Code diffs, commit messages, and test descriptions provide semantics that static features miss. A pre-trained code transformer converts these artifacts into dense vectors that are concatenated to structural features, improving discrimination between risk-bearing and benign changes.

Given a textual sequence s (diff, commit message, or test description), CodeBERT returns a sequence embedding at the [cls] token as shown in Eq. (6):

$\mathbf{z}=CodeBERT{{(s)}_{\left[ cls \right]}}\in {{\mathbb{R}}^{{{d}_{z}}}}$               (6)

Each node i receives an initial feature vector by concatenation in Eq. (7):

${{\mathbf{x}}_{i}}=\left[ \mathbf{x}_{i}^{\text{struct}}{{\mathbf{z}}_{i}} \right]\in {{\mathbb{R}}^{{{d}_{0}}}}$                 (7)

where, $x_{i}^{\text{struct}}$ includes historical failure rate, execution time, and other numerical signals.

3.4 Reinforcement learning agent with attention mechanism

The policy scores unexecuted tests using node embeddings (from the GAT) and semantic vectors, refined by a self-attention layer that amplifies globally informative tests. The actor samples the next test; the critic stabilizes learning by reducing variance via value estimation. Training proceeds online with CI feedback.

Let ${{u}_{i}}=[{{h}_{i}}||{{z}_{i}}]$ be the per-test representation consumed by the policy in Eq. (8):

${{\mathbf{u}}_{i}}=[{{\mathbf{h}}_{i}}||{{\mathbf{z}}_{i}}] $                   (8)

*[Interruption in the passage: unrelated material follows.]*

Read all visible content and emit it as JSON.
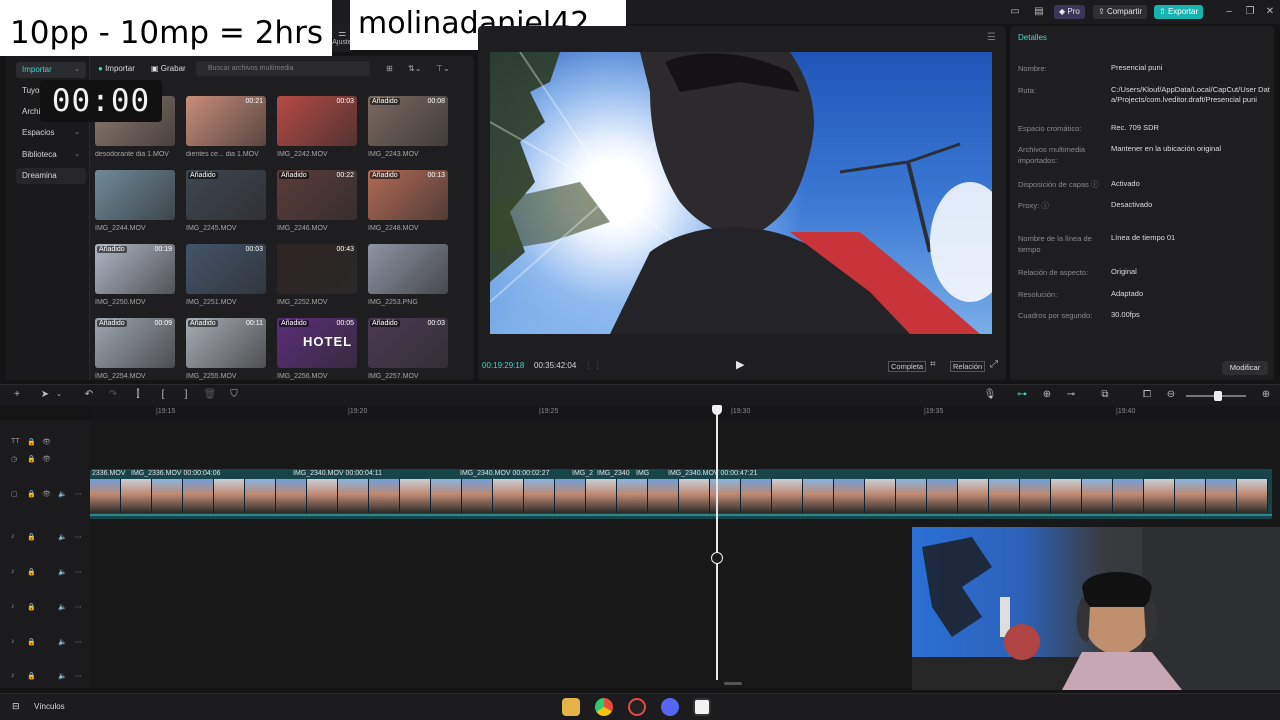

Scaled dot-product self-attention (single head for clarity) computes a context for each i over the current unexecuted set ${{U}_{t}}$ in Eq. (9):

$Attn\left( {{\mathbf{u}}_{i}},{{U}_{t}} \right)=\underset{j\in {{U}_{t}}}{\mathop \sum }\,\text{}\underset{{{\omega }_{ij}}}{\mathop{softma{{x}_{j}}\left( \frac{\mathbf{q}_{i}^{\top }{{\mathbf{k}}_{j}}}{\sqrt{{{d}_{k}}}} \right)}}\,{{\mathbf{v}}_{j}} $                  (9)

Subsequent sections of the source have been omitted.